Rio Tinto Alcan (RTA) est blâmée sévèrement pour le décès d'une employée, Cyndie Lavoie, survenu le 30 avril 2013 à l'Usine Alma.
Dans un rapport d'enquête rendu public hier, la CSST identifie trois causes pour expliquer la tragédie. Notamment, l'inspecteur Dave Létourneau déplore une gestion déficiente de la santé et de la sécurité par la direction de l'usine. Il ajoute qu'aucune méthode de déblocage n'a été convenablement élaborée ou véhiculée au personnel.
L'inspecteur reproche enfin à la compagnie de ne pas avoir sécurisé l'accès à une zone dangereuse.
Dans ce cas-ci, la victime de 38 ans tentait de remettre en mouvement un convoyeur aérien. L'équipement était paralysé par deux tiges d'anodes qui s'étaient bloquées. Une fois la manoeuvre effectuée, Cyndie Lavoie a été entraînée malgré elle jusqu'à l'entrée d'une grenailleuse, où elle a été écrasée mortellement.
Cinquième infraction
RTA a été sanctionnée d'une amende dont le montant demeure imprécis.
Depuis 2009, l'usine Alma a reçu cinq constats d'infraction de la CSST pour avoir négligé la sécurité autour de ses machines. Selon la procédure prescrite, le montant d'une amende de ce type se situe entre 15 698 $ et 62 790 $ pour une première offense. Lors d'une récidive, l'amende prévue peut atteindre jusqu'à 156 976 $.
La compagnie savait
Dans son rapport d'enquête, l'inspecteur Dave Létourneau soutient que la direction de RTA était consciente de la menace que représentait la machine.

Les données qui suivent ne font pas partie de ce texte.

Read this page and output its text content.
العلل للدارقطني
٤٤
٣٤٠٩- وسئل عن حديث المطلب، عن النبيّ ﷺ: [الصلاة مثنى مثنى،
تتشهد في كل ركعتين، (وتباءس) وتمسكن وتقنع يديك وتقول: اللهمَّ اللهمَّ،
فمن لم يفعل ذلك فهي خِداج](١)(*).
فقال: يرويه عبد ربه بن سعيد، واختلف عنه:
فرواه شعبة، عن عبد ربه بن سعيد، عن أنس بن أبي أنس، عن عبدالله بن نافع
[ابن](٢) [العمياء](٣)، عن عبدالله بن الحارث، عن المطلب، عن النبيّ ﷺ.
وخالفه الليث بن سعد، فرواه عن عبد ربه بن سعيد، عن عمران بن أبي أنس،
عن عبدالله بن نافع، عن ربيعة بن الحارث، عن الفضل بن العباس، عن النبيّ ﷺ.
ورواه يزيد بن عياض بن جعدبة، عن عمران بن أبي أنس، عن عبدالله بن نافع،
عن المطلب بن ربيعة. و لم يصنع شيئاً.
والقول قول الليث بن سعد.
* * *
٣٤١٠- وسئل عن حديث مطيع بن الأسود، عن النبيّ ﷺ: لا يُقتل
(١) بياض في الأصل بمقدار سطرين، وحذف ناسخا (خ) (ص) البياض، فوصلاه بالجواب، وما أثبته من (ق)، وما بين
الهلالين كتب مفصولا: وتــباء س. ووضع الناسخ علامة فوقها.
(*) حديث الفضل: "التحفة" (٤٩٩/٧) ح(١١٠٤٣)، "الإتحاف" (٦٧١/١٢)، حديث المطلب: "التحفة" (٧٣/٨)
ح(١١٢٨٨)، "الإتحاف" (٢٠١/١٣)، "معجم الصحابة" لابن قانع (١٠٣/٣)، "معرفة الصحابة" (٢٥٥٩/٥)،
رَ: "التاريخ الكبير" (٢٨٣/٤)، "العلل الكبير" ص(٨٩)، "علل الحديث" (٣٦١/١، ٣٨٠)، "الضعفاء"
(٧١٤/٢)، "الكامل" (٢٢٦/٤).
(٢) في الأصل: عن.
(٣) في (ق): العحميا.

Le 23 janvier, à peine trois mois avant le drame, un employé s'était blessé au bras en tentant de désengager le système dans des circonstances comparables.
Un mémo de sécurité avait alors été rédigé, mais ce dernier suggérait une pratique jugée inadéquate et périlleuse. La direction exigeait en effet de débloquer la machine à l'aide d'une perche, depuis la passerelle surplombant l'équipement. Une telle recommandation, soutient l'inspecteur, ne tenait pas compte des risques de chute. Les dirigeants de RTA ont par ailleurs omis de préciser qu'il est nécessaire de placer la grenailleuse en mode local ou mieux, de la cadenasser.
S'appuyant sur une série d'entretiens avec des travailleurs et des superviseurs de l'usine, l'inspecteur de la CSST détermine que les consignes de sécurité n'ont pas été communiquées de façon efficace au sein du personnel.
M. Létourneau retient enfin le témoignage d'un travailleur, lequel dit avoir expliqué à son supérieur, quelques jours avant la mort de Cyndie Lavoie, la méthode de déblocage qu'il privilégiait. Il s'agissait de la même technique qui a coûté la vie à la jeune femme.